Cette levée de fonds permettra de financer la stratégie de croissance externe de start-up proposant des technologies de sécurisation numérique. L’objectif est de contribuer au développement de nouvelles technologies de lutte contre le risque croissant des cyberattaques et d’éviter que les sociétés françaises spécialisées dans le domaine ne filent entre les mains de firmes étrangères.

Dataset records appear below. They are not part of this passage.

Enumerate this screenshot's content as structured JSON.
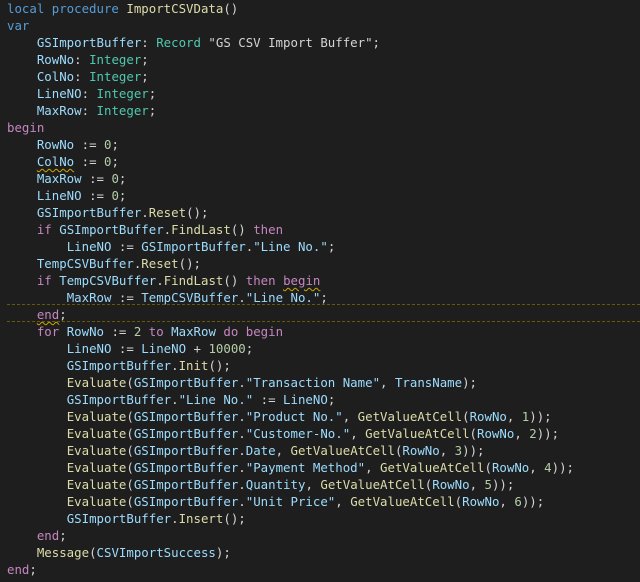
{
  "colors": {
    "background": "#1e1e1e",
    "keyword": "#569cd6",
    "control": "#c586c0",
    "function": "#dcdcaa",
    "variable": "#9cdcfe",
    "type": "#4ec9b0",
    "string": "#ce9178",
    "number": "#b5cea8",
    "plain": "#d4d4d4",
    "squiggle": "#cca700"
  },
  "code": {
    "lines": [
      [
        {
          "t": "local procedure ",
          "c": "keyword"
        },
        {
          "t": "ImportCSVData",
          "c": "function"
        },
        {
          "t": "()",
          "c": "plain"
        }
      ],
      [
        {
          "t": "var",
          "c": "keyword"
        }
      ],
      [
        {
          "t": "    ",
          "c": "plain"
        },
        {
          "t": "GSImportBuffer",
          "c": "var"
        },
        {
          "t": ": ",
          "c": "plain"
        },
        {
          "t": "Record ",
          "c": "type"
        },
        {
          "t": "\"GS CSV Import Buffer\"",
          "c": "plain"
        },
        {
          "t": ";",
          "c": "plain"
        }
      ],
      [
        {
          "t": "    ",
          "c": "plain"
        },
        {
          "t": "RowNo",
          "c": "var"
        },
        {
          "t": ": ",
          "c": "plain"
        },
        {
          "t": "Integer",
          "c": "type"
        },
        {
          "t": ";",
          "c": "plain"
        }
      ],
      [
        {
          "t": "    ",
          "c": "plain"
        },
        {
          "t": "ColNo",
          "c": "var"
        },
        {
          "t": ": ",
          "c": "plain"
        },
        {
          "t": "Integer",
          "c": "type"
        },
        {
          "t": ";",
          "c": "plain"
        }
      ],
      [
        {
          "t": "    ",
          "c": "plain"
        },
        {
          "t": "LineNO",
          "c": "var"
        },
        {
          "t": ": ",
          "c": "plain"
        },
        {
          "t": "Integer",
          "c": "type"
        },
        {
          "t": ";",
          "c": "plain"
        }
      ],
      [
        {
          "t": "    ",
          "c": "plain"
        },
        {
          "t": "MaxRow",
          "c": "var"
        },
        {
          "t": ": ",
          "c": "plain"
        },
        {
          "t": "Integer",
          "c": "type"
        },
        {
          "t": ";",
          "c": "plain"
        }
      ],
      [
        {
          "t": "begin",
          "c": "control"
        }
      ],
      [
        {
          "t": "    ",
          "c": "plain"
        },
        {
          "t": "RowNo",
          "c": "var"
        },
        {
          "t": " := ",
          "c": "plain"
        },
        {
          "t": "0",
          "c": "number"
        },
        {
          "t": ";",
          "c": "plain"
        }
      ],
      [
        {
          "t": "    ",
          "c": "plain"
        },
        {
          "t": "ColNo",
          "c": "var",
          "sq": true
        },
        {
          "t": " := ",
          "c": "plain"
        },
        {
          "t": "0",
          "c": "number"
        },
        {
          "t": ";",
          "c": "plain"
        }
      ],
      [
        {
          "t": "    ",
          "c": "plain"
        },
        {
          "t": "MaxRow",
          "c": "var"
        },
        {
          "t": " := ",
          "c": "plain"
        },
        {
          "t": "0",
          "c": "number"
        },
        {
          "t": ";",
          "c": "plain"
        }
      ],
      [
        {
          "t": "    ",
          "c": "plain"
        },
        {
          "t": "LineNO",
          "c": "var"
        },
        {
          "t": " := ",
          "c": "plain"
        },
        {
          "t": "0",
          "c": "number"
        },
        {
          "t": ";",
          "c": "plain"
        }
      ],
      [
        {
          "t": "    ",
          "c": "plain"
        },
        {
          "t": "GSImportBuffer",
          "c": "var"
        },
        {
          "t": ".",
          "c": "plain"
        },
        {
          "t": "Reset",
          "c": "function"
        },
        {
          "t": "();",
          "c": "plain"
        }
      ],
      [
        {
          "t": "    ",
          "c": "plain"
        },
        {
          "t": "if ",
          "c": "control"
        },
        {
          "t": "GSImportBuffer",
          "c": "var"
        },
        {
          "t": ".",
          "c": "plain"
        },
        {
          "t": "FindLast",
          "c": "function"
        },
        {
          "t": "() ",
          "c": "plain"
        },
        {
          "t": "then",
          "c": "control"
        }
      ],
      [
        {
          "t": "        ",
          "c": "plain"
        },
        {
          "t": "LineNO",
          "c": "var"
        },
        {
          "t": " := ",
          "c": "plain"
        },
        {
          "t": "GSImportBuffer",
          "c": "var"
        },
        {
          "t": ".",
          "c": "plain"
        },
        {
          "t": "\"Line No.\"",
          "c": "var"
        },
        {
          "t": ";",
          "c": "plain"
        }
      ],
      [
        {
          "t": "    ",
          "c": "plain"
        },
        {
          "t": "TempCSVBuffer",
          "c": "var"
        },
        {
          "t": ".",
          "c": "plain"
        },
        {
          "t": "Reset",
          "c": "function"
        },
        {
          "t": "();",
          "c": "plain"
        }
      ],
      [
        {
          "t": "    ",
          "c": "plain"
        },
        {
          "t": "if ",
          "c": "control"
        },
        {
          "t": "TempCSVBuffer",
          "c": "var"
        },
        {
          "t": ".",
          "c": "plain"
        },
        {
          "t": "FindLast",
          "c": "function"
        },
        {
          "t": "() ",
          "c": "plain"
        },
        {
          "t": "then ",
          "c": "control"
        },
        {
          "t": "begin",
          "c": "control",
          "sq": true
        }
      ],
      [
        {
          "t": "        ",
          "c": "plain"
        },
        {
          "t": "MaxRow",
          "c": "var"
        },
        {
          "t": " := ",
          "c": "plain"
        },
        {
          "t": "TempCSVBuffer",
          "c": "var"
        },
        {
          "t": ".",
          "c": "plain"
        },
        {
          "t": "\"Line No.\"",
          "c": "var"
        },
        {
          "t": ";",
          "c": "plain"
        }
      ],
      [
        {
          "t": "    ",
          "c": "plain"
        },
        {
          "t": "end",
          "c": "control",
          "sq": true
        },
        {
          "t": ";",
          "c": "plain"
        }
      ],
      [
        {
          "t": "    ",
          "c": "plain"
        },
        {
          "t": "for ",
          "c": "control"
        },
        {
          "t": "RowNo",
          "c": "var"
        },
        {
          "t": " := ",
          "c": "plain"
        },
        {
          "t": "2",
          "c": "number"
        },
        {
          "t": " to ",
          "c": "control"
        },
        {
          "t": "MaxRow",
          "c": "var"
        },
        {
          "t": " do begin",
          "c": "control"
        }
      ],
      [
        {
          "t": "        ",
          "c": "plain"
        },
        {
          "t": "LineNO",
          "c": "var"
        },
        {
          "t": " := ",
          "c": "plain"
        },
        {
          "t": "LineNO",
          "c": "var"
        },
        {
          "t": " + ",
          "c": "plain"
        },
        {
          "t": "10000",
          "c": "number"
        },
        {
          "t": ";",
          "c": "plain"
        }
      ],
      [
        {
          "t": "        ",
          "c": "plain"
        },
        {
          "t": "GSImportBuffer",
          "c": "var"
        },
        {
          "t": ".",
          "c": "plain"
        },
        {
          "t": "Init",
          "c": "function"
        },
        {
          "t": "();",
          "c": "plain"
        }
      ],
      [
        {
          "t": "        ",
          "c": "plain"
        },
        {
          "t": "Evaluate",
          "c": "function"
        },
        {
          "t": "(",
          "c": "plain"
        },
        {
          "t": "GSImportBuffer",
          "c": "var"
        },
        {
          "t": ".",
          "c": "plain"
        },
        {
          "t": "\"Transaction Name\"",
          "c": "var"
        },
        {
          "t": ", ",
          "c": "plain"
        },
        {
          "t": "TransName",
          "c": "var"
        },
        {
          "t": ");",
          "c": "plain"
        }
      ],
      [
        {
          "t": "        ",
          "c": "plain"
        },
        {
          "t": "GSImportBuffer",
          "c": "var"
        },
        {
          "t": ".",
          "c": "plain"
        },
        {
          "t": "\"Line No.\"",
          "c": "var"
        },
        {
          "t": " := ",
          "c": "plain"
        },
        {
          "t": "LineNO",
          "c": "var"
        },
        {
          "t": ";",
          "c": "plain"
        }
      ],
      [
        {
          "t": "        ",
          "c": "plain"
        },
        {
          "t": "Evaluate",
          "c": "function"
        },
        {
          "t": "(",
          "c": "plain"
        },
        {
          "t": "GSImportBuffer",
          "c": "var"
        },
        {
          "t": ".",
          "c": "plain"
        },
        {
          "t": "\"Product No.\"",
          "c": "var"
        },
        {
          "t": ", ",
          "c": "plain"
        },
        {
          "t": "GetValueAtCell",
          "c": "function"
        },
        {
          "t": "(",
          "c": "plain"
        },
        {
          "t": "RowNo",
          "c": "var"
        },
        {
          "t": ", ",
          "c": "plain"
        },
        {
          "t": "1",
          "c": "number"
        },
        {
          "t": "));",
          "c": "plain"
        }
      ],
      [
        {
          "t": "        ",
          "c": "plain"
        },
        {
          "t": "Evaluate",
          "c": "function"
        },
        {
          "t": "(",
          "c": "plain"
        },
        {
          "t": "GSImportBuffer",
          "c": "var"
        },
        {
          "t": ".",
          "c": "plain"
        },
        {
          "t": "\"Customer-No.\"",
          "c": "var"
        },
        {
          "t": ", ",
          "c": "plain"
        },
        {
          "t": "GetValueAtCell",
          "c": "function"
        },
        {
          "t": "(",
          "c": "plain"
        },
        {
          "t": "RowNo",
          "c": "var"
        },
        {
          "t": ", ",
          "c": "plain"
        },
        {
          "t": "2",
          "c": "number"
        },
        {
          "t": "));",
          "c": "plain"
        }
      ],
      [
        {
          "t": "        ",
          "c": "plain"
        },
        {
          "t": "Evaluate",
          "c": "function"
        },
        {
          "t": "(",
          "c": "plain"
        },
        {
          "t": "GSImportBuffer",
          "c": "var"
        },
        {
          "t": ".",
          "c": "plain"
        },
        {
          "t": "Date",
          "c": "var"
        },
        {
          "t": ", ",
          "c": "plain"
        },
        {
          "t": "GetValueAtCell",
          "c": "function"
        },
        {
          "t": "(",
          "c": "plain"
        },
        {
          "t": "RowNo",
          "c": "var"
        },
        {
          "t": ", ",
          "c": "plain"
        },
        {
          "t": "3",
          "c": "number"
        },
        {
          "t": "));",
          "c": "plain"
        }
      ],
      [
        {
          "t": "        ",
          "c": "plain"
        },
        {
          "t": "Evaluate",
          "c": "function"
        },
        {
          "t": "(",
          "c": "plain"
        },
        {
          "t": "GSImportBuffer",
          "c": "var"
        },
        {
          "t": ".",
          "c": "plain"
        },
        {
          "t": "\"Payment Method\"",
          "c": "var"
        },
        {
          "t": ", ",
          "c": "plain"
        },
        {
          "t": "GetValueAtCell",
          "c": "function"
        },
        {
          "t": "(",
          "c": "plain"
        },
        {
          "t": "RowNo",
          "c": "var"
        },
        {
          "t": ", ",
          "c": "plain"
        },
        {
          "t": "4",
          "c": "number"
        },
        {
          "t": "));",
          "c": "plain"
        }
      ],
      [
        {
          "t": "        ",
          "c": "plain"
        },
        {
          "t": "Evaluate",
          "c": "function"
        },
        {
          "t": "(",
          "c": "plain"
        },
        {
          "t": "GSImportBuffer",
          "c": "var"
        },
        {
          "t": ".",
          "c": "plain"
        },
        {
          "t": "Quantity",
          "c": "var"
        },
        {
          "t": ", ",
          "c": "plain"
        },
        {
          "t": "GetValueAtCell",
          "c": "function"
        },
        {
          "t": "(",
          "c": "plain"
        },
        {
          "t": "RowNo",
          "c": "var"
        },
        {
          "t": ", ",
          "c": "plain"
        },
        {
          "t": "5",
          "c": "number"
        },
        {
          "t": "));",
          "c": "plain"
        }
      ],
      [
        {
          "t": "        ",
          "c": "plain"
        },
        {
          "t": "Evaluate",
          "c": "function"
        },
        {
          "t": "(",
          "c": "plain"
        },
        {
          "t": "GSImportBuffer",
          "c": "var"
        },
        {
          "t": ".",
          "c": "plain"
        },
        {
          "t": "\"Unit Price\"",
          "c": "var"
        },
        {
          "t": ", ",
          "c": "plain"
        },
        {
          "t": "GetValueAtCell",
          "c": "function"
        },
        {
          "t": "(",
          "c": "plain"
        },
        {
          "t": "RowNo",
          "c": "var"
        },
        {
          "t": ", ",
          "c": "plain"
        },
        {
          "t": "6",
          "c": "number"
        },
        {
          "t": "));",
          "c": "plain"
        }
      ],
      [
        {
          "t": "        ",
          "c": "plain"
        },
        {
          "t": "GSImportBuffer",
          "c": "var"
        },
        {
          "t": ".",
          "c": "plain"
        },
        {
          "t": "Insert",
          "c": "function"
        },
        {
          "t": "();",
          "c": "plain"
        }
      ],
      [
        {
          "t": "    ",
          "c": "plain"
        },
        {
          "t": "end",
          "c": "control"
        },
        {
          "t": ";",
          "c": "plain"
        }
      ],
      [
        {
          "t": "    ",
          "c": "plain"
        },
        {
          "t": "Message",
          "c": "function"
        },
        {
          "t": "(",
          "c": "plain"
        },
        {
          "t": "CSVImportSuccess",
          "c": "var"
        },
        {
          "t": ");",
          "c": "plain"
        }
      ],
      [
        {
          "t": "end",
          "c": "control"
        },
        {
          "t": ";",
          "c": "plain"
        }
      ]
    ]
  }
}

La cybersécurité est également l’un des axes de travail qui a été évoqué dans le manifeste signé au début de cet été par 8 industriels français de dimension mondiale (Air Liquid, Dassault Aviation, EDF, Renault, Safran, Thalès, Total et Valeo) dans le cadre de la stratégie AI for Humanity du Gouvernement

français. « Face à l’accélération de la transformation digitale, dans un environnement soumis à une forte concurrence internationale et à des impératifs croissants en matière de cybersécurité, les signataires appellent à des actions coordonnées, d’abord entre industriels, puis entre industriels et académiques, et entre industriels et décideurs politiques » annoncent les signataires du document. Ces derniers sont en train de réaliser un diagnostic commun partagé avec les décideurs politiques pour définir d’ici la fin de cette année un plan d’action coordonné. L’objectif est de réunir l’ensemble des acteurs, publics ou privés, qui partagent la même vision stratégique de l’IA. « La recherche technologique est une étape incontournable du processus d’innovation. C’est l’un des maillons de la chaîne de création de valeur. Notre modèle protège collectivement l’industriel partenaire et le CEA contre d’autres acteurs qui empêcheraient le développement de nouvelles filières en protégeant mieux leurs idées » avertit Frédéric Biron, du CEA tech.